Say you care about two things: pleasure, and kittens. When you work on maximizing the welfare of kittens, their adorable cuteness gives you pleasure, and that gives you the willpower to continue maximizing the welfare of kittens. You also donate money to a kitten charity, but that doesn’t give you as much pleasure as feeding a single kitten in person does, so you do the latter as well.
Now suppose you wirehead yourself to stimulate your pleasure neurons (or whatever). You still care about kittens; that hasn’t stopped being true. But now you are completely unmotivated to go maximize their welfare. If you’re in a position where you can rip off the electrodes and go save a kitten that’s stuck in a tree, you want to do this, but it may take an act of great willpower to do so.
How do you tell the difference between reality and your model of reality?
Because your model makes predictions about your future observations that may either be supported or refuted by those observations—why do you ask?
I think those are good examples how human brains build (weak) delusion boxes. They are strong enough to increase happiness (which might improve the overall performance of the brain?), but weak enough to allow the human to achieve survival and reproduction in a more or less rational way.
I can see why the reinforcement learning agent and the prediction agent would want to use a delusion box, but I don’t see why the goal maximizing agent would want one… maybe I should go look at the paper.
I wonder if this definition would classify certain moral theories as “wireheading.” For instance, a consequentialist could argue that deontological ethics is a form of wireheading where people mistake certain useful rules of thumb (i.e. don’t kill, don’t lie) for generating good consequences for the very essence of morality, and try to maximize following those rules instead of maximizing good consequences. This sounds a lot like maximizing the discrepancy between true and substitute utility.
Certain types of simplified consequentialist rules may also be vulnerable to wireheading. For instance, utilitarian theories of ethics tend to model helping others and doing good as “scoring points” and have you “score more points” if you help those who are least well off. Certain thinkers (especially Robin Hanson) have argued that this means that the most efficient way to “score points” is to create tons and tons of impoverished people and then help them, rather than just trying to improve people’s lives. It seems to me that this line of thought is “cheating,” that it is exploiting a loophole in the way utilitarianism models doing good, rather than actually doing good. Does this mean that it is a form of wireheading?

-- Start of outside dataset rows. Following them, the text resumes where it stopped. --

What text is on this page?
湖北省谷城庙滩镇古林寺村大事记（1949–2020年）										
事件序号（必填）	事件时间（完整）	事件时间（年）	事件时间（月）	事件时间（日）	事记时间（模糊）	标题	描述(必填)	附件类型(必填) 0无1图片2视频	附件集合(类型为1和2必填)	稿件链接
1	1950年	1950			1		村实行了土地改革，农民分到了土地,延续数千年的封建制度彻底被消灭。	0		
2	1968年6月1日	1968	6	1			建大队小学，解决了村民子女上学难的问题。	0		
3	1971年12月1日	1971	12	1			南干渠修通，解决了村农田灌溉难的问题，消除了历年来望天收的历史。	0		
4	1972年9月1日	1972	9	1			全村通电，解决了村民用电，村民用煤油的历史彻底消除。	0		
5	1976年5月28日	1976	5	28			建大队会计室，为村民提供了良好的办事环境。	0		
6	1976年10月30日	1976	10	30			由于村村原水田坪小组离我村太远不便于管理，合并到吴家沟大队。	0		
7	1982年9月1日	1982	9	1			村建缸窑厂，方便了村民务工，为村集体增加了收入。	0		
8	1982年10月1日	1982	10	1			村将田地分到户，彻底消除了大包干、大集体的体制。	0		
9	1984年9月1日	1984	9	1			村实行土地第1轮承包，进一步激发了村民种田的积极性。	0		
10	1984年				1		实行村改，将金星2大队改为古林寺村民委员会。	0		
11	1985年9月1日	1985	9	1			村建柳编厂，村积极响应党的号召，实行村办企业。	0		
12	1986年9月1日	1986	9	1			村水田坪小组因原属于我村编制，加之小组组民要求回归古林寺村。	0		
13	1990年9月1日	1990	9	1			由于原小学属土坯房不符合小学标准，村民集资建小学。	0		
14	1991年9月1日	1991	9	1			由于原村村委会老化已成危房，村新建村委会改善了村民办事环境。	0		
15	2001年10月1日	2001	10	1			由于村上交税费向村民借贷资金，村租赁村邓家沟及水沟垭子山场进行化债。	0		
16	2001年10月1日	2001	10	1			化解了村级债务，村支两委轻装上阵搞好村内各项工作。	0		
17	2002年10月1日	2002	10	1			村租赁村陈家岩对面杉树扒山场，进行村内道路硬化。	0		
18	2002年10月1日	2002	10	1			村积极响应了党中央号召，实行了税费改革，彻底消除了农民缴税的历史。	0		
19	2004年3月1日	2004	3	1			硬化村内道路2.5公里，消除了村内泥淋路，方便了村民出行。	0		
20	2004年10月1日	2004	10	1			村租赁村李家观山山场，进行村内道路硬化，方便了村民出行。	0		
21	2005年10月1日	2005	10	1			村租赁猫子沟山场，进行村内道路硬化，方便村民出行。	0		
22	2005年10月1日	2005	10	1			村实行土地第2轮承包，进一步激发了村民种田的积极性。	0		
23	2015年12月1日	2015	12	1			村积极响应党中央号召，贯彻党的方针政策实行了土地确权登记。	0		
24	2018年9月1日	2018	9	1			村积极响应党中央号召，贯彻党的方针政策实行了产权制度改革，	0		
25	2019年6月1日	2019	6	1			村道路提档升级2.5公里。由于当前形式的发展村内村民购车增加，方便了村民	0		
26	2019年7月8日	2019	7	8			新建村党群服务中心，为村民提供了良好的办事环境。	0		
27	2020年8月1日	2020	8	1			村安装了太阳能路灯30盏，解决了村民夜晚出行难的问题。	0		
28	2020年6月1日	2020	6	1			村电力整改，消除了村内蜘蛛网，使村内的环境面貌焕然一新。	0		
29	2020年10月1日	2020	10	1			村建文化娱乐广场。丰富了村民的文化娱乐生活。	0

In every human endeavor, humans will shape their reality, either physically or mentally. They go to schools where their type of people go and live in neighborhoods where they feel comfortable based on a variety of commonalities. When their circumstances change, either for the better or the worse, they readjust their environment to fit with their new circumstances.
The human condition is inherently vulnerable to wireheading. A brief review of history is rich with examples of people attaining power and money who subsequently change their values to suit their own desires. The more influential and wealthy they become, enabling them to exist unfettered, the more they change their value system.
There are also people who simply isolate themselves and become increasingly absorbed in their own value system. Some amount of money is needed to do this, but not a great amount. The human brain is also very good at compartmentalizing value sets such that they can operate by two (or more) radically different value systems.
The challenge in AI is to create an intelligence that is not like ours and not prone to human weaknesses. We should not attempt to replicate human thinking, we need to build something better. Our direction should be to create an intelligence that includes the desirable components and leaves out the undesirable aspects.